Fora dos planos, a exposição do artista paulistano Rodrigo Sassi, ocupará o Museu Nacional da República em Brasília.

Esta é a maior mostra dedicada ao artista até a data e reúne cerca de vinte trabalhos tridimensionais, muitos dos quais inéditos, que testam os limites plásticos de materiais “brutos” como concreto, madeira, ferro e pedras na criação de formas fluidas e curvilíneas.Tendo como ponto de partida sua relação com a paisagem urbana e os processos da construção civil, a obra de Sassi estabelece um diálogo direto com o entorno da exposição, desde a arquitetura do próprio museu e do Plano Piloto, até a arquitetura espontânea da periferia de Brasília.
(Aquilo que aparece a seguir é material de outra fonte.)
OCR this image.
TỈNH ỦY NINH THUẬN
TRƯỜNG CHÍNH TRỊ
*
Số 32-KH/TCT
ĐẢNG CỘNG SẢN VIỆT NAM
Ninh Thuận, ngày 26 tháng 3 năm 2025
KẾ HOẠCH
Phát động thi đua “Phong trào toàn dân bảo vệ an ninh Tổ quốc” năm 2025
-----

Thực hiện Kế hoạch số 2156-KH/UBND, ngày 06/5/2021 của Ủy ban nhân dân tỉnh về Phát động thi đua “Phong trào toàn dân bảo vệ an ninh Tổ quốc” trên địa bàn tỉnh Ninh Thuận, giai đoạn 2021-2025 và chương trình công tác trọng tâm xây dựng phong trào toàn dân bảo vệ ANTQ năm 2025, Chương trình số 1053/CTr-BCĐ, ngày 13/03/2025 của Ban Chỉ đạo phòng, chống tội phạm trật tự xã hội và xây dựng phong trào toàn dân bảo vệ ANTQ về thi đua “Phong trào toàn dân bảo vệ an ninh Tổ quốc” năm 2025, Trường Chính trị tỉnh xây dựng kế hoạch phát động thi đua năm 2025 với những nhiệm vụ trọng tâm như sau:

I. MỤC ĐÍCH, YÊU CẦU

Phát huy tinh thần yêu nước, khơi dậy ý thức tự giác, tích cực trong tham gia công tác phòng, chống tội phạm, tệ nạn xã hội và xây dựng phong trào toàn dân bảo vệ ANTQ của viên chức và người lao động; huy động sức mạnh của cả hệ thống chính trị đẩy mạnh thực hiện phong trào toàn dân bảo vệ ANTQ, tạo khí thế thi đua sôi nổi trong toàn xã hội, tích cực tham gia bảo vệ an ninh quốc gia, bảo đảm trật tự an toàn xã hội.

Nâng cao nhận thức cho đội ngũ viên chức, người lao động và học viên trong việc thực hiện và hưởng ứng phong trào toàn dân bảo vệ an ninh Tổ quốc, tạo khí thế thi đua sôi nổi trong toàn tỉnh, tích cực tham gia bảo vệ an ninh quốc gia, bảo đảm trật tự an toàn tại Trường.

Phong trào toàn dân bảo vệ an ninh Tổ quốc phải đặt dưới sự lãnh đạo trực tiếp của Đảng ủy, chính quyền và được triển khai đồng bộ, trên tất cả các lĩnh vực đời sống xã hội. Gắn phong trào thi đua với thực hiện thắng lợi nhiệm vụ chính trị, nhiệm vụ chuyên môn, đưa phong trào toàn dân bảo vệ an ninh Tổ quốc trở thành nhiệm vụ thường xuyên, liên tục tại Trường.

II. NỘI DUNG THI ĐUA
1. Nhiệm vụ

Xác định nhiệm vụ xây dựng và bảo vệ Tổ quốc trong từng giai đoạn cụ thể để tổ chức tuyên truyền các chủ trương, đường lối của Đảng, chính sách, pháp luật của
A exposição conta com texto crítico assinado por Ana Avelar, curadora e professora da UnB, que destaca o aspecto humano na obra do artista. “Sassi se volta aos materiais e técnicas construtivas locais para destacar a arte que é própria daqueles que a dominam. Estão aí o artesanal, o improviso, a escala humana, o tempo alongado de que necessitam esses trabalhadores para realizar suas atividades”, ela analisa. “Nesses tridimensionais, encontramos formulações poéticas indicativas das coletividades laborais que sustentam nossa experiência metropolitana”.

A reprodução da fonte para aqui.